2.1. Do critério objetivo de fixação dos bens impenhoráveis

Outro ponto de colossal relevância para o presente debate, é o fato dos critérios para definição da impenhorabilidade dos bens, serem objetivos e absolutos, o que por vezes, dificulta a tomada de decisões justas pelos magistrados, que ficam limitados à interpretação literal da lei.

A legislação define uma regra geral e ignora as peculiaridades de cada caso. Além disso, não leva em consideração o fato dos sujeitos serem ricos ou pobres, de serem pessoas físicas ou jurídicas, ou mesmo o fato da obrigação ter se originado baseada na boa fé ou na má fé.

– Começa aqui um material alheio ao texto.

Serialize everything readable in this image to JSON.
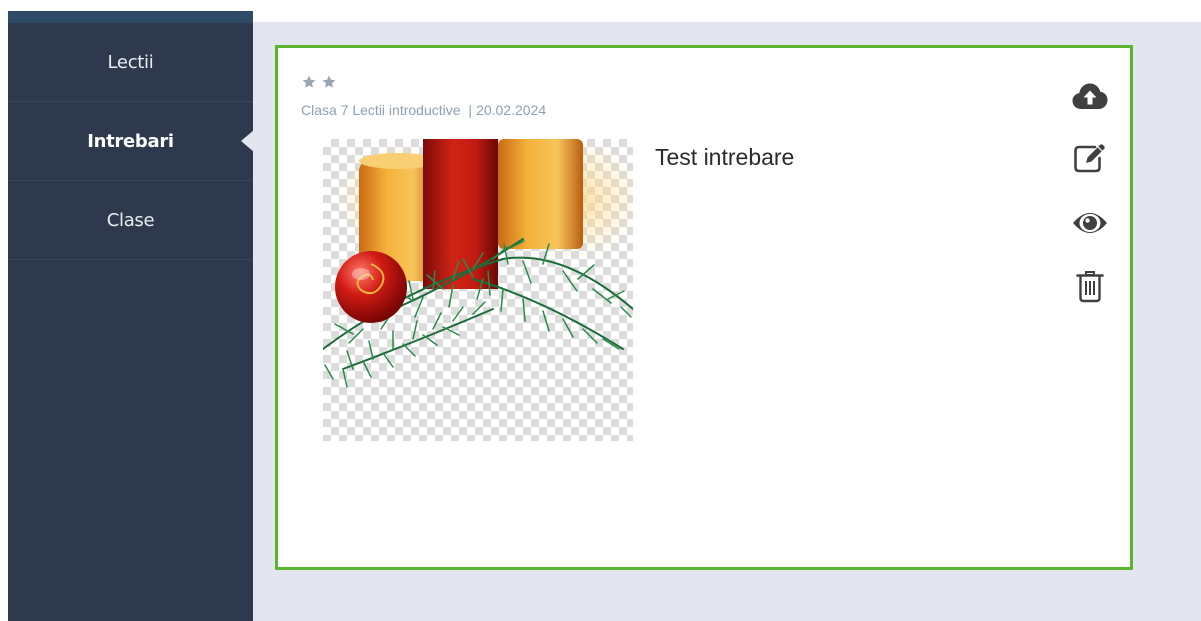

Irrefutável que o mundo jurídico é recheado dos mais diversos casos concretos, e ainda que fosse nossa intenção, jamais conseguiríamos abordar todos esses casos. Portanto, não por subestimar o leitor, mas apenas para simplificar a reflexão trazida à baila, analisaremos algumas situações hipotéticas, que podem retratar bem, as inconsistências do sistema atual de impenhorabilidade.

Situação 1 - Imaginemos uma pessoa C1, integrante da classe baixa econômica, sem patrimônio e sem emprego formal, que resolve vender determinados produtos para pessoas conhecidas. Realiza uma venda a prazo para pessoa D1, no hipotético valor de R$ 500,00 (quinhentos reais). A pessoa D1, faz parte da classe média econômica, é assalariada e possui imóvel residencial próprio, entretanto, mesmo após acionada judicialmente, se recusa a pagar pelos produtos. Iniciado o processo de execução, o devedor D1 alega a impenhorabilidade do seu imóvel, bem de família, e ainda, do seu salário, pelo caráter alimentício. 

A execução, portanto, resta frustrada, e apesar de haver a possibilidade da pessoa D1 ser indicada ao cadastro de inadimplentes, nada mais o credor pode fazer para efetivamente alcançar seu crédito.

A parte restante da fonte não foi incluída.